The Grand American Road Racing Association has revealed the 2004 rules for the GT and SGS classes, giving each a separate class complete with its own championship.

As announced earlier this year, the GT class in 2004 will include a mix of cars that include the current 2003 GT and GTS-legal cars and other cars that will become the new standard for the class. The rules list 28 different car models from 19 manufacturers including Acura, Audi, BMW, Cadillac, Corvette, Chrysler, Dodge, Ferrari, Ford, Honda, Jaguar, Lexus, Lincoln, Mercedes, Maserati, Nissan, Pontiac, Porsche, and Toyota.

"We announced last July that we were going to take a fresh look at the GT class for next year," director of competition Mark Raffauf noted, "We've spent the summer visiting manufacturers around the country and talking to them about our concept and gathering input.
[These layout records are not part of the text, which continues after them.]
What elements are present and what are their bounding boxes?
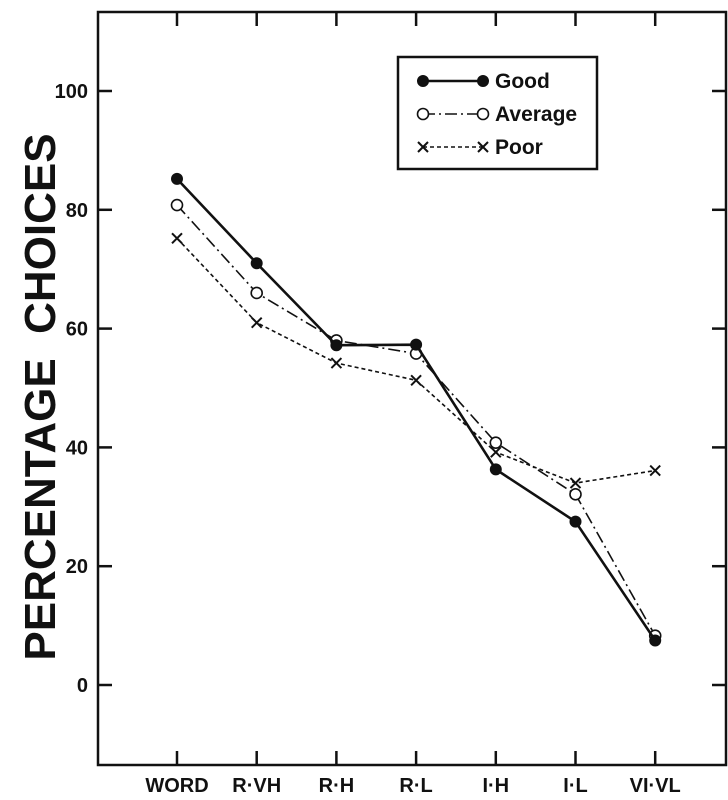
- legend-marker-average: [476, 107, 490, 121]
- point-poor: [171, 232, 183, 245]
- series-line-average: [176, 204, 656, 637]
- plot-frame: [96, 10, 728, 767]
- legend-label-good: Good: [495, 70, 550, 93]
- point-good: [250, 257, 263, 270]
- point-good: [569, 515, 582, 528]
- y-tick-label: 0: [77, 675, 88, 697]
- legend-marker-average: [416, 107, 430, 121]
- y-tick-label: 80: [66, 200, 88, 222]
- legend-marker-poor: [417, 141, 429, 153]
- y-tick-label: 100: [55, 81, 88, 103]
- axis-ticks: [98, 12, 726, 765]
- point-good: [649, 634, 662, 647]
- series-good: [171, 172, 662, 647]
- x-tick-label: R·VH: [232, 775, 281, 797]
- series-average: [170, 198, 662, 642]
- x-tick-label: R·H: [319, 775, 355, 797]
- x-tick-label: I·L: [563, 775, 587, 797]
- x-tick-label: R·L: [399, 775, 432, 797]
- legend: Good Average Poor: [396, 55, 599, 171]
- x-tick-labels: WORD R·VH R·H R·L I·H I·L VI·VL: [145, 775, 680, 797]
- point-average: [250, 286, 264, 300]
- x-marker-stroke: [330, 357, 343, 369]
- x-tick-label: WORD: [145, 775, 208, 797]
- point-average: [170, 198, 184, 212]
- point-good: [410, 338, 423, 351]
- x-marker-stroke: [477, 141, 489, 153]
- point-good: [171, 172, 183, 185]
- series-poor: [171, 232, 661, 489]
- point-poor: [569, 477, 582, 489]
- point-poor: [250, 316, 263, 329]
- point-poor: [330, 357, 343, 369]
- legend-entry-good: Good: [417, 70, 550, 93]
- point-poor: [649, 464, 661, 477]
- legend-marker-good: [477, 75, 489, 87]
- point-good: [489, 463, 502, 476]
- x-marker-stroke: [417, 141, 429, 153]
- legend-label-average: Average: [495, 103, 577, 126]
- x-marker-stroke: [410, 374, 422, 386]
- x-tick-label: VI·VL: [630, 775, 681, 797]
- legend-marker-good: [417, 75, 429, 87]
- point-poor: [410, 374, 422, 386]
- y-tick-label: 20: [66, 556, 88, 578]
- x-marker-stroke: [649, 464, 661, 477]
- legend-entry-poor: Poor: [417, 136, 543, 159]
- y-tick-label: 60: [66, 319, 88, 341]
- y-tick-labels: 0 20 40 60 80 100: [55, 81, 88, 697]
- point-average: [569, 488, 582, 501]
- series-line-good: [176, 178, 657, 642]
- x-marker-stroke: [250, 316, 263, 329]
- x-marker-stroke: [490, 446, 502, 458]
- x-marker-stroke: [171, 232, 183, 245]
- legend-marker-poor: [477, 141, 489, 153]
- legend-label-poor: Poor: [495, 136, 543, 159]
- x-marker-stroke: [569, 477, 582, 489]
- y-tick-label: 40: [66, 437, 88, 459]
- point-good: [330, 339, 343, 352]
- y-axis-label: PERCENTAGE CHOICES: [16, 133, 65, 660]
- series-line-poor: [176, 237, 656, 484]
- x-tick-label: I·H: [482, 775, 509, 797]
- legend-entry-average: Average: [416, 103, 577, 126]
- point-poor: [490, 446, 502, 458]
- legend-box: [396, 55, 599, 171]
- point-average: [489, 436, 503, 449]
- series-layer: [170, 172, 662, 647]
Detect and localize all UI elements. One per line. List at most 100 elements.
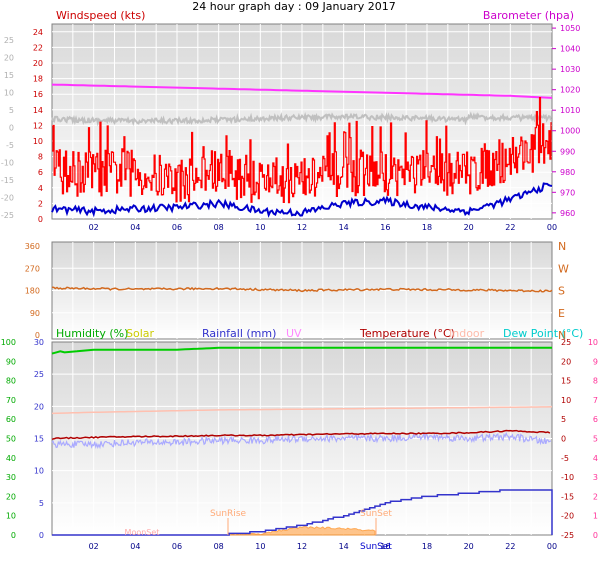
dew-point-series	[51, 431, 552, 450]
humidity-series	[51, 346, 552, 355]
x-tick-label: 18	[422, 223, 432, 232]
moonset-label: MoonSet	[125, 528, 160, 537]
temperature-tick-label: -15	[561, 492, 574, 501]
windspeed-tick-label: 4	[38, 184, 43, 193]
rainfall-tick-label: 25	[34, 370, 44, 379]
legend-indoor: Indoor	[449, 327, 485, 340]
windspeed-tick-label: 8	[38, 153, 43, 162]
temperature-tick-label: 0	[561, 435, 566, 444]
gray-tick-label: 15	[4, 71, 14, 80]
temperature-tick-label: -25	[561, 531, 574, 540]
sunset-axis-label: SunSet	[360, 542, 392, 552]
x-tick-label: 22	[505, 223, 515, 232]
barometer-tick-label: 970	[560, 188, 575, 197]
humidity-tick-label: 30	[6, 473, 16, 482]
legend-dew: Dew Point (°C)	[503, 327, 583, 340]
gray-tick-label: -20	[1, 194, 14, 203]
x-tick-label: 22	[505, 542, 515, 551]
gray-tick-label: 20	[4, 54, 14, 63]
gray-tick-label: -5	[6, 141, 14, 150]
humidity-tick-label: 40	[6, 454, 16, 463]
gray-tick-label: -10	[1, 159, 14, 168]
x-tick-label: 16	[380, 542, 390, 551]
temperature-tick-label: 5	[561, 415, 566, 424]
uv-tick-label: 2	[593, 492, 598, 501]
barometer-tick-label: 1020	[560, 86, 580, 95]
legend-solar: Solar	[126, 327, 155, 340]
temperature-tick-label: -10	[561, 473, 574, 482]
temperature-tick-label: 10	[561, 396, 571, 405]
chart-title: 24 hour graph day : 09 January 2017	[192, 0, 396, 13]
gray-tick-label: 0	[9, 124, 14, 133]
temperature-series	[51, 429, 551, 440]
x-tick-label: 02	[89, 542, 99, 551]
rainfall-tick-label: 15	[34, 435, 44, 444]
gray-tick-label: -15	[1, 176, 14, 185]
rainfall-tick-label: 0	[39, 531, 44, 540]
humidity-tick-label: 100	[1, 338, 16, 347]
x-tick-label: 18	[422, 542, 432, 551]
x-tick-label: 20	[464, 223, 474, 232]
windspeed-tick-label: 16	[33, 90, 43, 99]
sunset-label: SunSet	[360, 509, 392, 519]
windspeed-tick-label: 12	[33, 121, 43, 130]
uv-tick-label: 3	[593, 473, 598, 482]
humidity-tick-label: 80	[6, 377, 16, 386]
barometer-series	[51, 83, 553, 99]
wind-gust-series	[52, 97, 552, 204]
temperature-axis: 25 20 15 10 5 0 -5 -10 -15 -20 -25	[561, 338, 574, 540]
compass-tick-label: N	[558, 329, 566, 342]
gray-tick-label: 5	[9, 106, 14, 115]
uv-tick-label: 5	[593, 435, 598, 444]
x-tick-label: 16	[380, 223, 390, 232]
humidity-tick-label: 50	[6, 435, 16, 444]
direction-tick-label: 90	[30, 309, 40, 318]
barometer-axis: 1050 1040 1030 1020 1010 1000 990 980 970 960	[552, 24, 580, 218]
x-tick-label: 20	[464, 542, 474, 551]
sunrise-label: SunRise	[210, 509, 247, 519]
gray-tick-label: 25	[4, 36, 14, 45]
barometer-tick-label: 1050	[560, 24, 580, 33]
windspeed-tick-label: 2	[38, 199, 43, 208]
uv-tick-label: 10	[588, 338, 598, 347]
direction-degrees-axis: 360 270 180 90 0	[25, 242, 40, 340]
temperature-tick-label: 25	[561, 338, 571, 347]
temperature-tick-label: -20	[561, 512, 574, 521]
gray-tick-label: 10	[4, 89, 14, 98]
windspeed-tick-label: 20	[33, 59, 43, 68]
x-tick-label: 02	[89, 223, 99, 232]
legend-temperature: Temperature (°C)	[359, 327, 455, 340]
rainfall-tick-label: 30	[34, 338, 44, 347]
uv-tick-label: 8	[593, 377, 598, 386]
panel1-grid	[52, 24, 552, 219]
barometer-tick-label: 980	[560, 168, 575, 177]
rainfall-tick-label: 10	[34, 467, 44, 476]
compass-tick-label: N	[558, 240, 566, 253]
direction-tick-label: 0	[35, 331, 40, 340]
x-tick-label: 04	[130, 223, 140, 232]
x-tick-label: 00	[547, 223, 557, 232]
x-tick-label: 14	[339, 542, 349, 551]
wind-average-series	[51, 182, 553, 218]
panel1-x-axis: 02 04 06 08 10 12 14 16 18 20 22 00	[89, 223, 558, 232]
x-tick-label: 00	[547, 542, 557, 551]
barometer-tick-label: 990	[560, 147, 575, 156]
x-tick-label: 06	[172, 542, 182, 551]
temperature-tick-label: 20	[561, 357, 571, 366]
humidity-tick-label: 60	[6, 415, 16, 424]
humidity-tick-label: 70	[6, 396, 16, 405]
wind-direction-series	[51, 286, 553, 293]
humidity-tick-label: 20	[6, 492, 16, 501]
legend-humidity: Humidity (%)	[56, 327, 128, 340]
humidity-tick-label: 90	[6, 357, 16, 366]
secondary-gray-axis: 25 20 15 10 5 0 -5 -10 -15 -20 -25	[1, 36, 14, 220]
direction-tick-label: 270	[25, 264, 40, 273]
temperature-tick-label: -5	[561, 454, 569, 463]
barometer-tick-label: 960	[560, 209, 575, 218]
windspeed-tick-label: 18	[33, 75, 43, 84]
x-tick-label: 14	[339, 223, 349, 232]
uv-tick-label: 0	[593, 531, 598, 540]
gray-tick-label: -25	[1, 211, 14, 220]
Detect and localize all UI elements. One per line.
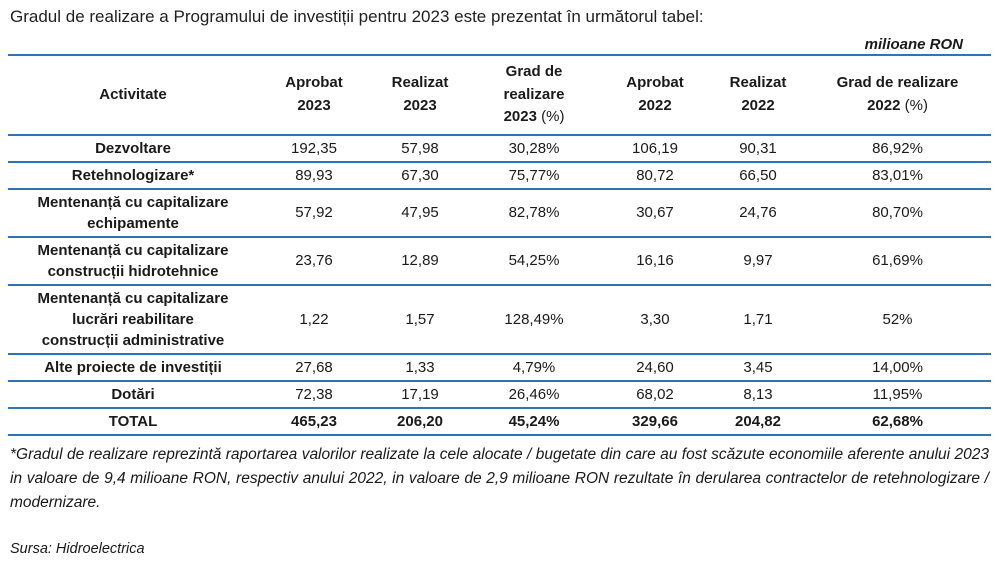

Now we've put those ideas on paper so people can start building cars."

The 2004 GT rules are established to let more brands compete by allowing some modifications to the basic production models that were not allowed in the older GT format.

"If there is a car that does not come with a powerful enough engine, we are going to allow the owner to use a different one from the same manufacturer," Raffauf explained, "We are also going to allow front-wheel drive to rear-wheel drive conversions and some other things so that our race fans will get to see a lot of different cars running fender to fender on the track."

The SGS class will debut in the Rolex Series next year, having run the last couple of years in the Grand-Am Cup Series.

"SGS is essentially the same class as the current GS1 class in Grand-Am Cup," Grand-Am Cup technical director Scott Spencer said, "SGS will run as a separate championship in 2004, as we get ready to meld it into the GT class for 2005."

Raffauf noted that Grand American has been approached by a number of teams that are already working on new GT cars for next season.

"We've got a lot of cars listed in the new rules and I don't expect to see all of them on the race track next year," he said, "But, from what we're hearing, there will be quite a bit more variety in 2004 than fans have seen for many years."